A study was designed to evaluate the ability of the rabbit mandibular nerve to regenerate when exposed to crush and resection injuries, as well as to determine how differently sized resection injuries healed when repaired with either autogenous grafts or laminin-lined collagen tubulization. The nerve demonstrated a regenerative capacity over a 1-cm defect, with morphology and function that approximated normals, but could not span a 2-cm gap defect unaided.

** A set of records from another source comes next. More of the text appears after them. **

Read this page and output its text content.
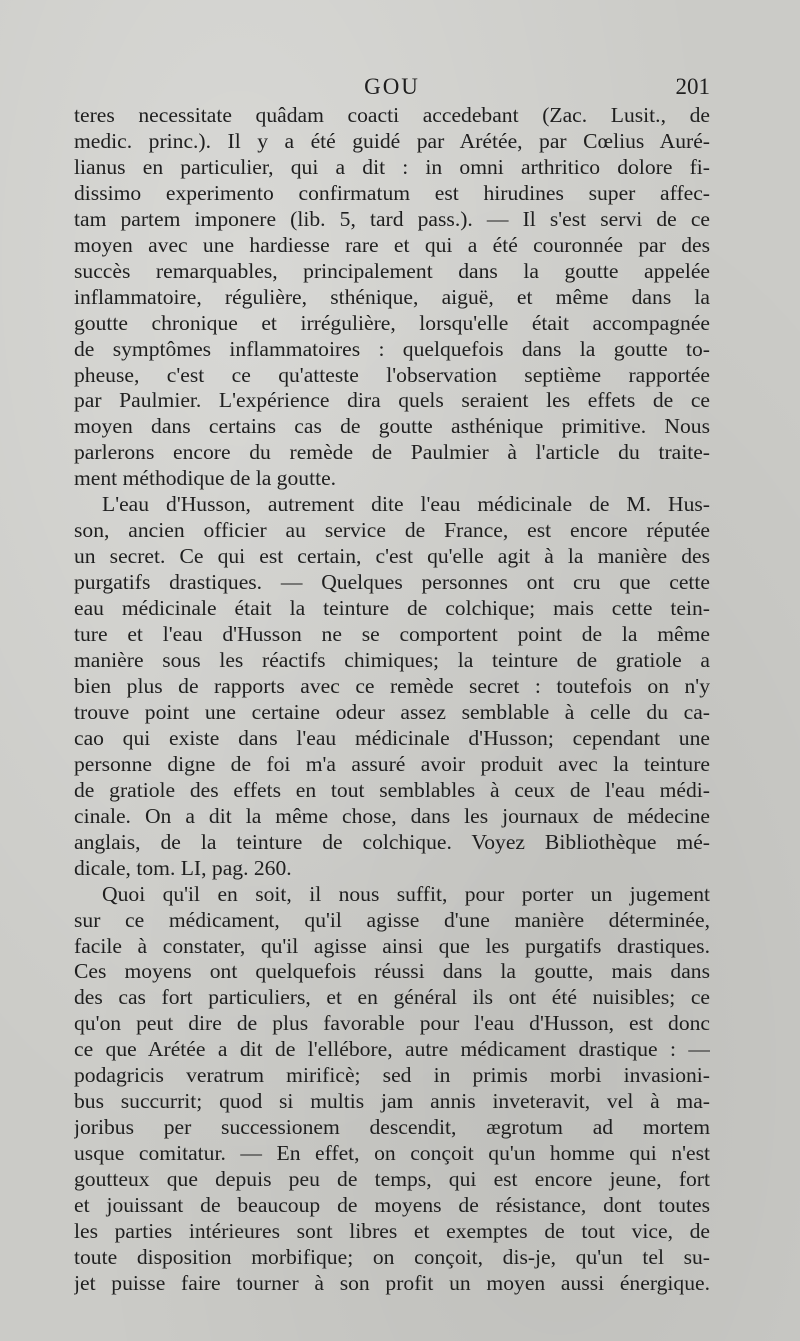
GOU	201
teres necessitate quâdam coacti accedebant (Zac. Lusit., de
medic. princ.). Il y a été guidé par Arétée, par Cœlius Auré-
lianus en particulier, qui a dit : in omni arthritico dolore fi-
dissimo experimento confirmatum est hirudines super affec-
tam partem imponere (lib. 5, tard pass.). — Il s'est servi de ce
moyen avec une hardiesse rare et qui a été couronnée par des
succès remarquables, principalement dans la goutte appelée
inflammatoire, régulière, sthénique, aiguë, et même dans la
goutte chronique et irrégulière, lorsqu'elle était accompagnée
de symptômes inflammatoires : quelquefois dans la goutte to-
pheuse, c'est ce qu'atteste l'observation septième rapportée
par Paulmier. L'expérience dira quels seraient les effets de ce
moyen dans certains cas de goutte asthénique primitive. Nous
parlerons encore du remède de Paulmier à l'article du traite-
ment méthodique de la goutte.
L'eau d'Husson, autrement dite l'eau médicinale de M. Hus-
son, ancien officier au service de France, est encore réputée
un secret. Ce qui est certain, c'est qu'elle agit à la manière des
purgatifs drastiques. — Quelques personnes ont cru que cette
eau médicinale était la teinture de colchique; mais cette tein-
ture et l'eau d'Husson ne se comportent point de la même
manière sous les réactifs chimiques; la teinture de gratiole a
bien plus de rapports avec ce remède secret : toutefois on n'y
trouve point une certaine odeur assez semblable à celle du ca-
cao qui existe dans l'eau médicinale d'Husson; cependant une
personne digne de foi m'a assuré avoir produit avec la teinture
de gratiole des effets en tout semblables à ceux de l'eau médi-
cinale. On a dit la même chose, dans les journaux de médecine
anglais, de la teinture de colchique. Voyez Bibliothèque mé-
dicale, tom. LI, pag. 260.
Quoi qu'il en soit, il nous suffit, pour porter un jugement
sur ce médicament, qu'il agisse d'une manière déterminée,
facile à constater, qu'il agisse ainsi que les purgatifs drastiques.
Ces moyens ont quelquefois réussi dans la goutte, mais dans
des cas fort particuliers, et en général ils ont été nuisibles; ce
qu'on peut dire de plus favorable pour l'eau d'Husson, est donc
ce que Arétée a dit de l'ellébore, autre médicament drastique : —
podagricis veratrum mirificè; sed in primis morbi invasioni-
bus succurrit; quod si multis jam annis inveteravit, vel à ma-
joribus per successionem descendit, ægrotum ad mortem
usque comitatur. — En effet, on conçoit qu'un homme qui n'est
goutteux que depuis peu de temps, qui est encore jeune, fort
et jouissant de beaucoup de moyens de résistance, dont toutes
les parties intérieures sont libres et exemptes de tout vice, de
toute disposition morbifique; on conçoit, dis-je, qu'un tel su-
jet puisse faire tourner à son profit un moyen aussi énergique.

Crush injuries produced findings that were inferior to both those in normal nerves and in those with resections. In 1-cm defects, both grafting and tubular repairs produced similar results, with substantial recovery of neural function after 16 weeks. In 2-cm defects, autogenous grafting was superior to tubulization by both morphologic and functional assessment. Replacement of the lateral cortex of the mandible after nerve repair was shown to be unnecessary. The implications of these findings as they relate to nerve injury and repair in humans is discussed.
一项研究旨在评估兔下颌神经在遭受挤压和切除损伤时的再生能力,以及确定当用自体移植物或层粘连蛋白包被的胶原微管修复不同大小的切除损伤时愈合情况有何不同。该神经在1厘米的缺损上表现出再生能力,其形态和功能接近正常,但无法独自跨越2厘米的间隙缺损。挤压伤产生的结果比正常神经和切除伤的结果都要差。在1厘米的缺损中,移植和微管修复产生了相似的结果,16周后神经功能有显著恢复。在2厘米的缺损中,通过形态学和功能评估,自体移植优于微管修复。结果表明,神经修复后无需替换下颌骨的外侧皮质。讨论了这些发现对人类神经损伤和修复的意义。